Billiards or pool is a fun game to play with friends and family. There are also highly competitive professionals that participate in tournaments for prize money. While some people may not find the game of pool as exciting as outdoor professional sports, billiards and the pool cue used to play billiards have a pretty interesting history that should be examined so you can better appreciate the modern sport and its variations that people continue to play today.

The Early Years

Surprisingly, the game that led to the whole idea of billiards was played outdoors and it was quite similar to croquet. During the middle ages, people wanted to incorporate the game mechanics into an indoor game. The fact that the game was played on the grass served as the inspiration to make the pool table green. Regarding the pool cue, a large wooden staff was used as the playing instrument. These types of billiards pool cues were referred to as maces because they have a large head at one end. However, the mace pool cue was designed to shove the ball instead of strike it. The game became popular in the 1500s.

The Later Revisions

The earliest designs billiards pool cues weren't perfect, as some players had difficulty with hitting the ball. To counter the problem, players used the large butt end to hit the ball. This lead to the term pool cue because queue means tail in French.

The Modern Pool Cue

It was only in the 1800s that pool cue manufacturers decided to make two different sections of billiards pool cues. The shaft which is one section of the modern pool cue is made separately from the other which is the butt because different materials are used to handle costs and balance the usability. For instance, some pool cues have a larger shaft and butt. Fiberglass or graphite pool ques are used to prevent warping over time. The design of the tip was also refined to allow players to strike the cue ball with more accuracy and power.

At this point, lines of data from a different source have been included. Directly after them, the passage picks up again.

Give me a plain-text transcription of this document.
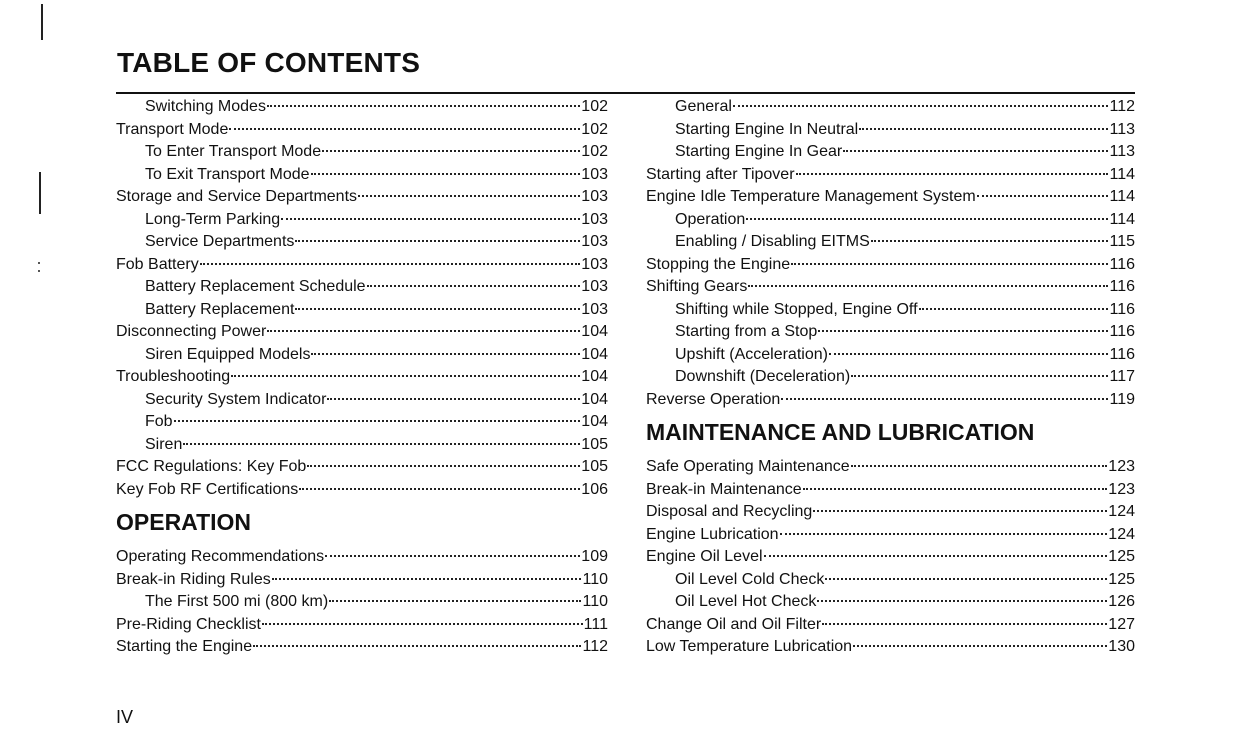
TABLE OF CONTENTS
Switching Modes	102
Transport Mode	102
To Enter Transport Mode	102
To Exit Transport Mode	103
Storage and Service Departments	103
Long-Term Parking	103
Service Departments	103
Fob Battery	103
Battery Replacement Schedule	103
Battery Replacement	103
Disconnecting Power	104
Siren Equipped Models	104
Troubleshooting	104
Security System Indicator	104
Fob	104
Siren	105
FCC Regulations: Key Fob	105
Key Fob RF Certifications	106
OPERATION
Operating Recommendations	109
Break-in Riding Rules	110
The First 500 mi (800 km)	110
Pre-Riding Checklist	111
Starting the Engine	112
General	112
Starting Engine In Neutral	113
Starting Engine In Gear	113
Starting after Tipover	114
Engine Idle Temperature Management System	114
Operation	114
Enabling / Disabling EITMS	115
Stopping the Engine	116
Shifting Gears	116
Shifting while Stopped, Engine Off	116
Starting from a Stop	116
Upshift (Acceleration)	116
Downshift (Deceleration)	117
Reverse Operation	119
MAINTENANCE AND LUBRICATION
Safe Operating Maintenance	123
Break-in Maintenance	123
Disposal and Recycling	124
Engine Lubrication	124
Engine Oil Level	125
Oil Level Cold Check	125
Oil Level Hot Check	126
Change Oil and Oil Filter	127
Low Temperature Lubrication	130
IV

Today there are various designs of pool cues to suit different types of players. New players should be fine with the inexpensive sticks made of maple wood because they are very easy to use. Professional players may opt for more durable sticks that combine various materials together for added weight and better control. There are even some billiards pool cues that emphasize their attractive design, making them greater collectors' items.

Comments (6)

By Antoine L. on AUG 16 2017 @ 9:02PM

No wonder the felt is green, it's like grass!

By Herbert W. on AUG 16 2017 @ 7:01PM

I don't think we realize how important the tip is in making the game playable, and how it really hasn't been around the way it is for very long.

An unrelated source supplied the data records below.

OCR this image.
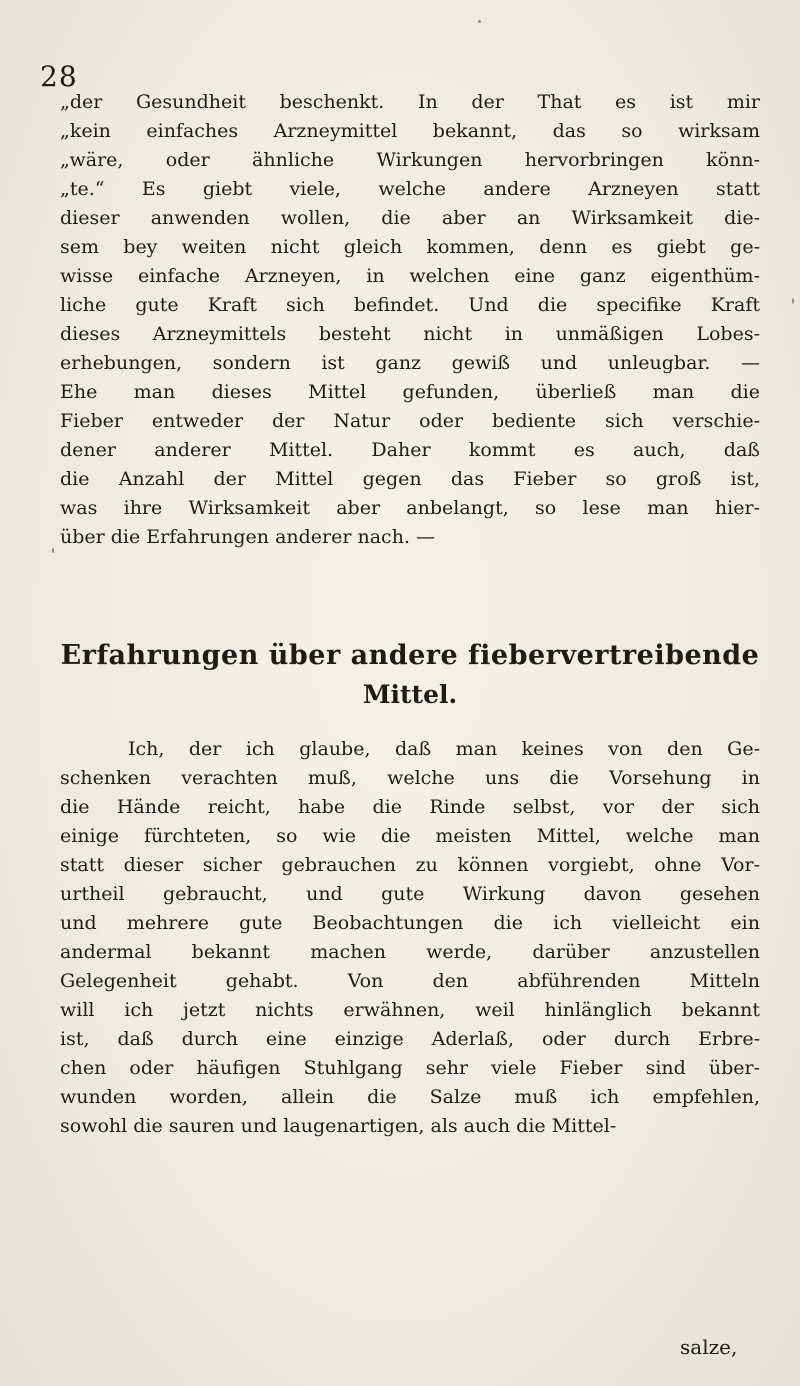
28
„der Gesundheit beschenkt. In der That es ist mir
„kein einfaches Arzneymittel bekannt, das so wirksam
„wäre, oder ähnliche Wirkungen hervorbringen könn-
„te.“ Es giebt viele, welche andere Arzneyen statt
dieser anwenden wollen, die aber an Wirksamkeit die-
sem bey weiten nicht gleich kommen, denn es giebt ge-
wisse einfache Arzneyen, in welchen eine ganz eigenthüm-
liche gute Kraft sich befindet. Und die specifike Kraft
dieses Arzneymittels besteht nicht in unmäßigen Lobes-
erhebungen, sondern ist ganz gewiß und unleugbar. —
Ehe man dieses Mittel gefunden, überließ man die
Fieber entweder der Natur oder bediente sich verschie-
dener anderer Mittel. Daher kommt es auch, daß
die Anzahl der Mittel gegen das Fieber so groß ist,
was ihre Wirksamkeit aber anbelangt, so lese man hier-
über die Erfahrungen anderer nach. —
Erfahrungen über andere fiebervertreibende
Mittel.
Ich, der ich glaube, daß man keines von den Ge-
schenken verachten muß, welche uns die Vorsehung in
die Hände reicht, habe die Rinde selbst, vor der sich
einige fürchteten, so wie die meisten Mittel, welche man
statt dieser sicher gebrauchen zu können vorgiebt, ohne Vor-
urtheil gebraucht, und gute Wirkung davon gesehen
und mehrere gute Beobachtungen die ich vielleicht ein
andermal bekannt machen werde, darüber anzustellen
Gelegenheit gehabt. Von den abführenden Mitteln
will ich jetzt nichts erwähnen, weil hinlänglich bekannt
ist, daß durch eine einzige Aderlaß, oder durch Erbre-
chen oder häufigen Stuhlgang sehr viele Fieber sind über-
wunden worden, allein die Salze muß ich empfehlen,
sowohl die sauren und laugenartigen, als auch die Mittel-
salze,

By Xavier M. on AUG 16 2017 @ 7:20AM

I had no idea that billiards came from croquet, but it does makes sense if you think about it.

By Kenny O. on AUG 15 2017 @ 7:06PM

The best way to check if a cue is straight is the roll it on top of the table while watching the tip. If you see it wobble, it's warped if not, you found a winner.

By Ken P. on AUG 15 2017 @ 7:17AM

Is it just luck if your wood cues warp or not? I have some from the same brand that are really bent now, and some that are fine.

By Rochelle C. on AUG 14 2017 @ 1:03PM

I guess we changed the spelling from queue to cue. I didn't know that it meant tail.